HOW THE DATA ARE HOMOGENIZED

This study collects the result of investigations that used acceptable measures of happiness. These acceptable measures are not quite identical. This chapter explains how the divergent data were classified into equivalent categories. It further considers three techniques for transforming responses to dissimilar questions into comparable scores.

Grouping comparable findings
This database presents the data by kind of happiness assessed. This breaks the data collection into four main parts: one big part on ‘overall happiness’, a smaller one on ‘hedonic level’ and two minor ones referring to ‘contentment’ and ‘mixed indicators’. Within these parts the collection is further differentiated in tables of near-identical indicators. This results in tables by ‘question-type’. Most of the tables with identical items concern overall happiness. Among these, three groups of questions some can be discerned which ask essentially the same thing, but that differ only in the rating of response. Though not ‘identical’, the items in these clusters are ‘equivalent’. As such they qualify for conversion to a common scale. The possibilities for converting average scores on divergent indicators of happiness are however limited.

Transformation of scores on slightly differing measures of happiness
Scores on indicators of different happiness variants can not be converted to the same standard.
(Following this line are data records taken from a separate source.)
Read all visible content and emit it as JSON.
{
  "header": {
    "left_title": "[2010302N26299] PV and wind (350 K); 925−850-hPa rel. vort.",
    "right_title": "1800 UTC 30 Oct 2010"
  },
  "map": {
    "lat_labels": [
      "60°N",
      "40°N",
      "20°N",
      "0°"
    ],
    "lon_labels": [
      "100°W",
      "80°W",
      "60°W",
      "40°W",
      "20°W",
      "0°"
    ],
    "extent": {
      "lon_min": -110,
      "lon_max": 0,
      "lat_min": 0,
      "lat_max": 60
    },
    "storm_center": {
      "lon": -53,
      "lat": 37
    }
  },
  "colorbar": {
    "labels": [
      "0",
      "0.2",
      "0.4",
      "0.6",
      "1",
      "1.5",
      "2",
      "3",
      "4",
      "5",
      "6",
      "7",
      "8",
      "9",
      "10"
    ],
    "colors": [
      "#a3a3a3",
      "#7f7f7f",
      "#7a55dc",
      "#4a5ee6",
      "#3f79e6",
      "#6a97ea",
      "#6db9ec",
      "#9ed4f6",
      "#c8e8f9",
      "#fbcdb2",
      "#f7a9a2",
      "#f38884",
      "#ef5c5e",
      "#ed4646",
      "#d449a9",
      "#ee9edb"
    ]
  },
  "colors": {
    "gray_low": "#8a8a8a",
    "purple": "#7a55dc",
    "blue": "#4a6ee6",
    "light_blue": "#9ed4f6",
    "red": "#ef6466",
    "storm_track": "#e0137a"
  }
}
They measure essentially different things that do not necessarily coincide.

  • Scores on different indicators of the same happiness variant can be converted in principle. However, in practice it is quite difficult to estimate the method effects involved. If sufficient data are available, we can inspect whether there is a linear relationship between responses yielded by different indicators in the same populations. Such data are only available for some single questions on overall happiness. We found a reliable relation in the nation scores on the two pairs of items: 1) 10-step life-satisfaction by 4-step satisfaction with way-of-life, and 2) 11-step life-satisfaction by 11-step best-worst possible life. In these cases missing values on one variable can be reliably estimated by linear regression on the basis of observed scores on the other; interpolation is less risky than extrapolation. In three pairs we found no reliable relation however: 1) happiness-in-life by satisfaction-with-life, 2) happiness-in-life by best-worst possible life, and 3) happiness-in-life by delighted-terrible life. In these latter cases we deem transformation inadvisable.
  • Conversion is better possible when indicators (questions) are substantially equivalent, and differ only in number and labeling of response categories. In that case standardization by expert-weighting is justified. The expert-transformation applied here successfully passed a test for congruent validity. If differences between equivalent items concern only the length of a graphic or numerical rating scale, simple linear transformation (stretching) is most appropriate.
  • Only the latter two standardization methods (expert-weighting and stretching) are applied in this data collection. In the tables transformed scores are mentioned for equivalent items. Transformed means are presented next to the original means.
  • New methods for transformation have been developed in the context of this project, but are not yet applied to this collection of distributional findings on happiness in nations.